The credits scrolled down the screen – white on black – and then a curious thing happened. The credits flip-flopped. Amber text began working its way in reverse, climbing up the screen and seemingly out into the deep, dark recesses of space. The words went on forever and I found myself missing a few words here and there. In fact, they were blinking in and out of existence in a strobe-like effect. I realized what was happening here. The sugar high! All that running!! H. G. FRIGGIN’ WELLS!!! I was crashing. I was falling aslee…
And then I came to – in my own bed, staring at a three-inch statuette of Chewbacca, hoisting his bowcaster aloft and mocking me with his mirthful growl. I slept through the whole damned thing.
All that was rectified as we later made a pilgrimage to an indoor theater, during daylight hours, to insure I didn’t miss out on all the fun my schoolmates were having. And I thrilled to the adventures of that heroic hayseed Luke (while secretly jonesing for Han Solo to grab more screen time) and the film, and both experiences, lodged a stone in my mental mosaic.
And decades would pass.
And I would learn that I was to be a Dad.
And I would thrill to discover my first born would be a son.
And I made a mental note – that although the die hadn’t been cast, and my son would be free to experience the world completely and take from it what he deems most interesting to him, without pressure from his mother or me to fit any particular mold – That this was his life! – at one point, he would turn six years old and would be invited to sit down with his dear old Dad and take in a movie. A modern fairly tale crafted for the masses but made for six-year-old boys just learning to control their powers and shape their own dreams.

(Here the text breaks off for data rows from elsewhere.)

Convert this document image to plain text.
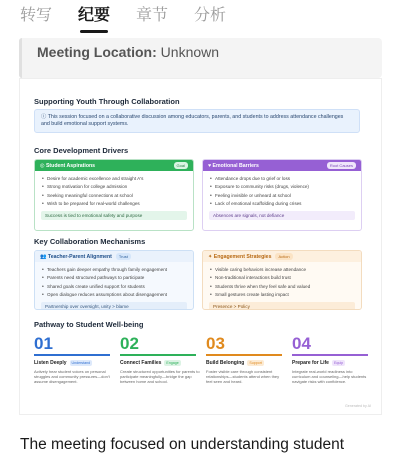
转写 纪要 章节 分析
Meeting Location: Unknown
Supporting Youth Through Collaboration
ⓘ This session focused on a collaborative discussion among educators, parents, and students to address attendance challenges and build emotional support systems.
Core Development Drivers
◎ Student Aspirations	Goal
• Desire for academic excellence and straight A's
• Strong motivation for college admission
• Seeking meaningful connections at school
• Wish to be prepared for real-world challenges
Success is tied to emotional safety and purpose
♥ Emotional Barriers	Root Causes
• Attendance drops due to grief or loss
• Exposure to community risks (drugs, violence)
• Feeling invisible or unheard at school
• Lack of emotional scaffolding during crises
Absences are signals, not defiance
Key Collaboration Mechanisms
👥 Teacher-Parent Alignment	Trust
• Teachers gain deeper empathy through family engagement
• Parents need structured pathways to participate
• Shared goals create unified support for students
• Open dialogue reduces assumptions about disengagement
Partnership over oversight, unity > blame
✦ Engagement Strategies	Action
• Visible caring behaviors increase attendance
• Non-traditional interactions build trust
• Students thrive when they feel safe and valued
• Small gestures create lasting impact
Presence > Policy
Pathway to Student Well-being
01
Listen Deeply	Understand
Actively hear student voices on personal struggles and community pressures—don't assume disengagement.
02
Connect Families	Engage
Create structured opportunities for parents to participate meaningfully—bridge the gap between home and school.
03
Build Belonging	Support
Foster visible care through consistent relationships—students attend when they feel seen and heard.
04
Prepare for Life	Equip
Integrate real-world readiness into curriculum and counseling—help students navigate risks with confidence.
Generated by AI
The meeting focused on understanding student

Today my beloved son Colin turns six. He possesses a fierce curiosity and intelligence that stuns his Mom and I daily with his perceptions of how the world works. His current interests take him into more creative endeavors and while every Dad initially harbors dreams of fathering the next All American, eventually we spy ourselves in our progeny and vice-versa. While my buddies were lacing up for Little League, I was studying Spielberg, seeking to soak the magic from a real live wizard.

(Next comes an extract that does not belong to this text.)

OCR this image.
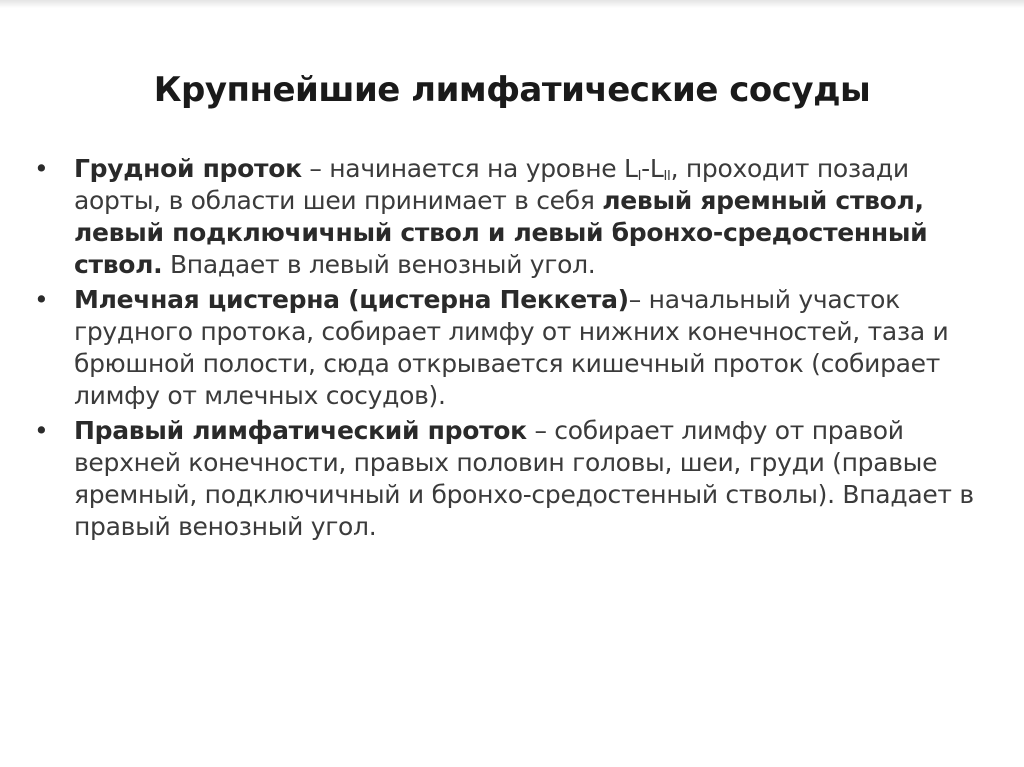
Крупнейшие лимфатические сосуды
• Грудной проток – начинается на уровне $L_I-L_{II}$, проходит позади аорты, в области шеи принимает в себя левый яремный ствол, левый подключичный ствол и левый бронхо-средостенный ствол. Впадает в левый венозный угол.
• Млечная цистерна (цистерна Пеккета)– начальный участок грудного протока, собирает лимфу от нижних конечностей, таза и брюшной полости, сюда открывается кишечный проток (собирает лимфу от млечных сосудов).
• Правый лимфатический проток – собирает лимфу от правой верхней конечности, правых половин головы, шеи, груди (правые яремный, подключичный и бронхо-средостенный стволы). Впадает в правый венозный угол.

Seeing Colin gravitate towards more artistic, creative endeavors tickles my heart.
It’s that very moment when you realize your boy is more like you than you ever thought possible. And you realize you’re a better man than you usually give yourself credit.
For you have had a hand in bringing forth a vital life who has truly changed the world – in his own personal measure.
The force is strong in this one.
Happy Sixth Birthday – Colin Edward.